Avid AudioVision Sound to Picture Editor (part 1)
Let me tell you something - even after seeing, playing with and reviewing almost every serious hard disk editing system that has come onto the market in this country over the last few years, I still get excited about going to see another one. Its like visiting frontier country, where the outer limits of the civilised world meet unknown territory. With hardly any announcement, the way we handle audio has changed completely as a result of digital and computer technology. In the old analogue and electro-mechanical days, the equipment was the way it was because the operator turned a knob which moved a wiper which changed the resistance of a potentiometer - direct control of the audio in other words. Now that we can tell a computer what to do to control the audio, the knob doesnt have to be a knob any more. It can be a knob, or it can be a graphic on a computer screen, or it could - if you wanted - be the position of the tip of your index finger in space, the degree of dilation of the pupil of your left eye, or the quantity of low frequency vibrational energy produced by the rumbling of your stomach since its half an hour past lunchtime! The point is, we still dont really know how we want to interact with audio even though we have a virtually unlimited choice of ways in which to interact. Finding the optimum solution will take years of product development and experience in the field. It was pretty exciting stuff when DAR unveiled their touch screen equipped SoundStation II, or SSL released ScreenSound with a pen and graphics tablet interface. But the controlling device - apart from these two examples and a very small number of others it is usually a mouse - is only one aspect out of possibly hundreds or even thousands of elements that make up a user interface. The appearance of the graphics, the file handling system, the organisation of the components of the audio production - all have a vital part to play in making the equipment easy or difficult to learn and to use, and seemingly subtle differences can have a major effect on usability and efficiency.

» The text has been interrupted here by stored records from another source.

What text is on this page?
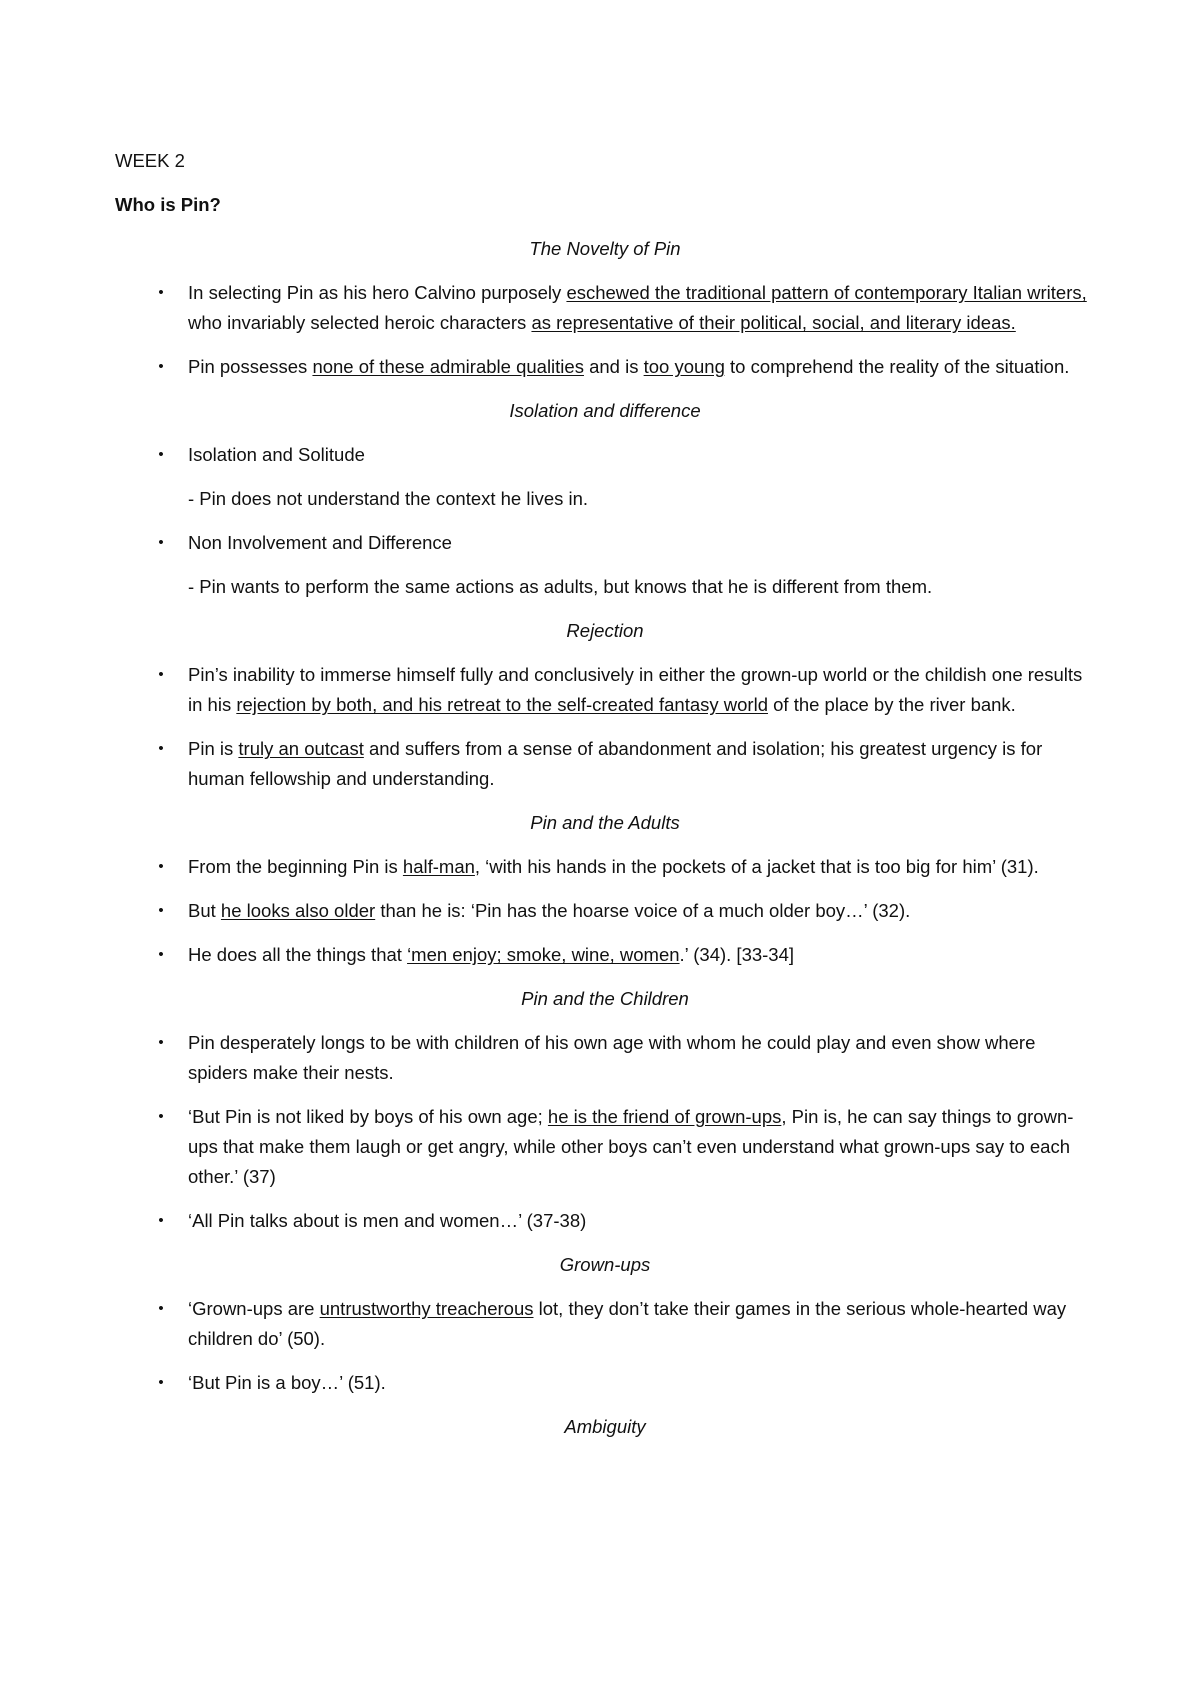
WEEK 2
Who is Pin?
The Novelty of Pin
• In selecting Pin as his hero Calvino purposely eschewed the traditional pattern of contemporary Italian writers, who invariably selected heroic characters as representative of their political, social, and literary ideas.
• Pin possesses none of these admirable qualities and is too young to comprehend the reality of the situation.
Isolation and difference
• Isolation and Solitude
- Pin does not understand the context he lives in.
• Non Involvement and Difference
- Pin wants to perform the same actions as adults, but knows that he is different from them.
Rejection
• Pin’s inability to immerse himself fully and conclusively in either the grown-up world or the childish one results in his rejection by both, and his retreat to the self-created fantasy world of the place by the river bank.
• Pin is truly an outcast and suffers from a sense of abandonment and isolation; his greatest urgency is for human fellowship and understanding.
Pin and the Adults
• From the beginning Pin is half-man, ‘with his hands in the pockets of a jacket that is too big for him’ (31).
• But he looks also older than he is: ‘Pin has the hoarse voice of a much older boy…’ (32).
• He does all the things that ‘men enjoy; smoke, wine, women.’ (34). [33-34]
Pin and the Children
• Pin desperately longs to be with children of his own age with whom he could play and even show where spiders make their nests.
• ‘But Pin is not liked by boys of his own age; he is the friend of grown-ups, Pin is, he can say things to grown-ups that make them laugh or get angry, while other boys can’t even understand what grown-ups say to each other.’ (37)
• ‘All Pin talks about is men and women…’ (37-38)
Grown-ups
• ‘Grown-ups are untrustworthy treacherous lot, they don’t take their games in the serious whole-hearted way children do’ (50).
• ‘But Pin is a boy…’ (51).
Ambiguity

Why try to reinvent the wheel?. Its an old saying but no-one has come up with anything better than a circular disc with an axle in the centre (yet!). Another way of putting it could be, Why try to reinvent a large part of the user interface when major companies have spent massive amounts on R&D to produce theirs and are prepared to make it available to you for next to nothing?. Not quite as snappy maybe, but I think it is an important consideration. Apple and Microsoft are computer orientated companies that have spent probably millions developing their Finder and Windows interfaces and their research is now paying off in two ways. The first way is that both are good usable interfaces that handle the elements that different software applications have in common. The second is that once you have learnt one piece of software, another piece of software running on the same operating system will appear very similar and will be much easier to learn. As the computer becomes more of an integral part of our daily lives we will find that the functions of the interface that Finder and Windows eventually evolve into will become second nature to us, like switching on a light, drawing curtains or driving a car. We dont need to thing about these things because they have penetrated our consciousness to such a degree that they are intuitive - and you never find a car with the clutch pedal on the right!